College Counselors Agree with New SAT…how could they not?

Matt Larriva
Sep 21, 2014
Home » Blog » College Counselors Agree with New SAT…how could they not?

A recent US News and World article came out with the findings that 79% of college admission officers surveyed agreed with the changes in the New SAT. Read the full article here.

My contention is this: the College Board introduced its changes under the auspices of “increased-equality” and “increased-access” how could a counselor dare disagree with changes under those banners?

I myself am an adamant opponent of the new SAT. View the response here. I feel their changes are flagrantly arbitrary, and that their intentions of creating a more equal test do nothing to address the cultural and income biases that the test is currently subject to.

Counselors were asked if they agreed with the inclusions of more challenging math questions–some of which do not allow calculators– and they responded favorably. This is somewhat innocuous. More challenging questions probably make counselors think that students will be forced to learn more math…of course this is false.

Counselors were also in favor of the removal of the 1/4 point deduction for wrong answers. This baffles me. This is the absolute most arbitrary of all the changes. It’s seems as though everyone has forgotten that the SAT is scaled and that if all students are not penalized for incorrect answers, then no students will feel the effects: all scores will adjust identically. For more on this, download our white paper on the quantitative differences between the SAT and the ACT.

Counselors were not asked the pertinent questions: what are students to do to prepare for a test that has near-non-existent prep materials available due to its newness? Do counselors think that there will be any mistakes made as the SAT switches to a wholly unproven test overnight? Do counselors think that it will be confusing to students to have to take the PSAT in the current SAT format while taking the SAT in the new format?

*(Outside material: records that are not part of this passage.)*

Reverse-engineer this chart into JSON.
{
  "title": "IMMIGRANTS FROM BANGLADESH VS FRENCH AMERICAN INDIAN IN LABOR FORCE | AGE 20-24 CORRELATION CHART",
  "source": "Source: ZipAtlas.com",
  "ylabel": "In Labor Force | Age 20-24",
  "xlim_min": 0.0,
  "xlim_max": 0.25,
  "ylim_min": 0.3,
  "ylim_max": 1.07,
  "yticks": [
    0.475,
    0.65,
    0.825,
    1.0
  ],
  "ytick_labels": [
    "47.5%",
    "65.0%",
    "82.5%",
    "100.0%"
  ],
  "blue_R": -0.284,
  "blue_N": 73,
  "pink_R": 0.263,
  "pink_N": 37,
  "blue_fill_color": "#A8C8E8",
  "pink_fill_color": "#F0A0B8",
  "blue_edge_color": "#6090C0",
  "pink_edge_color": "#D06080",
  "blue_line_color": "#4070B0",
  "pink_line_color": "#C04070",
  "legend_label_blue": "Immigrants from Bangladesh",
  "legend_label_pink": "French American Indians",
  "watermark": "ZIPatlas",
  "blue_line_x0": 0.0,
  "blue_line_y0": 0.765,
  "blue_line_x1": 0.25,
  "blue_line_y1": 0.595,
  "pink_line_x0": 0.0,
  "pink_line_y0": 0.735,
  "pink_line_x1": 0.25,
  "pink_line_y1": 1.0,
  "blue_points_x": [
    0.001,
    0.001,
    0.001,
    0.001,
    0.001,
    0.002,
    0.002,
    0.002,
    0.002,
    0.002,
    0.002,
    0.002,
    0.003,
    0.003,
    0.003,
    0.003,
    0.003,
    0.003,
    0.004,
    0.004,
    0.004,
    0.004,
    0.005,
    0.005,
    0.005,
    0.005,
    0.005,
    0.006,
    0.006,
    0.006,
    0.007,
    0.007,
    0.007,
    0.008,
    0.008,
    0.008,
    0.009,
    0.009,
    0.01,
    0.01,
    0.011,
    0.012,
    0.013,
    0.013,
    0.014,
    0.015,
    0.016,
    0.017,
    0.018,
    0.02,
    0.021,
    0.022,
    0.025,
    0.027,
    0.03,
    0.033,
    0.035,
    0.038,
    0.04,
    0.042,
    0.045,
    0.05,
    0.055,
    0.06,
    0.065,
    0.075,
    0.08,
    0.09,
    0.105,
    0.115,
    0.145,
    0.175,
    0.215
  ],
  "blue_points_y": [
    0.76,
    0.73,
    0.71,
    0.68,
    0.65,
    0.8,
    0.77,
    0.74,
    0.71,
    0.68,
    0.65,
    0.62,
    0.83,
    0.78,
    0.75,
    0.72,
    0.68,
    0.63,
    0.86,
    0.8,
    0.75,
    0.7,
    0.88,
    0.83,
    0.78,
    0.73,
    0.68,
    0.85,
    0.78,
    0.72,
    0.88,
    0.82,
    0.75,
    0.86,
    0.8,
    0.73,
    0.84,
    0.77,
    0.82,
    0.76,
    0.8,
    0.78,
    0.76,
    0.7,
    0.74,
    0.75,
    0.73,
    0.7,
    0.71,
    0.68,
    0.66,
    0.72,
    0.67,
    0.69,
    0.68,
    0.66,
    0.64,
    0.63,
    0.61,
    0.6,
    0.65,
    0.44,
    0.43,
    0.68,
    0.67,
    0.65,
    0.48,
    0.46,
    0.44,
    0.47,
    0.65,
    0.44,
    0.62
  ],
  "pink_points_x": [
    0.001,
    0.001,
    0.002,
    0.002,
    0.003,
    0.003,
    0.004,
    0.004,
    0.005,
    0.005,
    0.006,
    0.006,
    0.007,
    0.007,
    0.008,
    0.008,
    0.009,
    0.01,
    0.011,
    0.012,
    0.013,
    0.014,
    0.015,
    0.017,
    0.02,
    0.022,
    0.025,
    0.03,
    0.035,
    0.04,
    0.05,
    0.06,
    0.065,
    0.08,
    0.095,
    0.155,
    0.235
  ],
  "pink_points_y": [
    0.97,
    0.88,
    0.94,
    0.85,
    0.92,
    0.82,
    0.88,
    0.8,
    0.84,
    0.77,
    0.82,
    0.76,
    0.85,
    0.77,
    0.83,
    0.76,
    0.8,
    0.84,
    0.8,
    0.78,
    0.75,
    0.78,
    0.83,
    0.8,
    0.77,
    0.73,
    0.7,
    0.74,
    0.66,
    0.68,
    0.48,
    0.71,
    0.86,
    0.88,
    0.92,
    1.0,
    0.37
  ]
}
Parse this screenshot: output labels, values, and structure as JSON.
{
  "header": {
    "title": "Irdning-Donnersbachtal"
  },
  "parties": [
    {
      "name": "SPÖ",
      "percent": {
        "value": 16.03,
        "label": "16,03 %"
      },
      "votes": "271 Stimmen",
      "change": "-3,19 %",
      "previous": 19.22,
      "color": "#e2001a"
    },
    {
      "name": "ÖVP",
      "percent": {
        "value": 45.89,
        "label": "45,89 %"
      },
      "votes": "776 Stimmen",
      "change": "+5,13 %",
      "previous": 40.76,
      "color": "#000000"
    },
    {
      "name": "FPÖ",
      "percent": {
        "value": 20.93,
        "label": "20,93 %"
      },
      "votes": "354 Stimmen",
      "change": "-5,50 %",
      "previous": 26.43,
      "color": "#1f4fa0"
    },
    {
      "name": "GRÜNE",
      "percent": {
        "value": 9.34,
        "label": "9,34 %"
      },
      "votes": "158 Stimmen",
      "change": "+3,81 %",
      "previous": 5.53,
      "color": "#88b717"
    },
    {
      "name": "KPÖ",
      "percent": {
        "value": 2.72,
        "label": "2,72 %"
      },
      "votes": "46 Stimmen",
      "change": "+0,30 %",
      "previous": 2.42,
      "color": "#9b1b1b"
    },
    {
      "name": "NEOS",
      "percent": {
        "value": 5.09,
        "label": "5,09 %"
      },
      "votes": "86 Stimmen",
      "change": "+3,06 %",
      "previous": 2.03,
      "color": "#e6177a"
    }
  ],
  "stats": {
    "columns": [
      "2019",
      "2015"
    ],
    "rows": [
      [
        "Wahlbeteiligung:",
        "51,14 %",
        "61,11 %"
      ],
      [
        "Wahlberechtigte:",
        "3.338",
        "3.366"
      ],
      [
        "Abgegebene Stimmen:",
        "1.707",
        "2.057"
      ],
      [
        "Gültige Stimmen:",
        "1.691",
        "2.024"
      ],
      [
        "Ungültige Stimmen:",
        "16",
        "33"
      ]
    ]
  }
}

Do counselors think that granting free-test vouchers to low-income students will really equalize the playing field when the free-test system has been around for decades?

But these questions were not answered. Instead, Kaplan, the survey’s conductor, soft-balled a series of boring and quotidian questions to which no counselor could disagree. Insidiously, US News and World has substantiated The Collegeboard in its New SAT without discussing any off the drawbacks.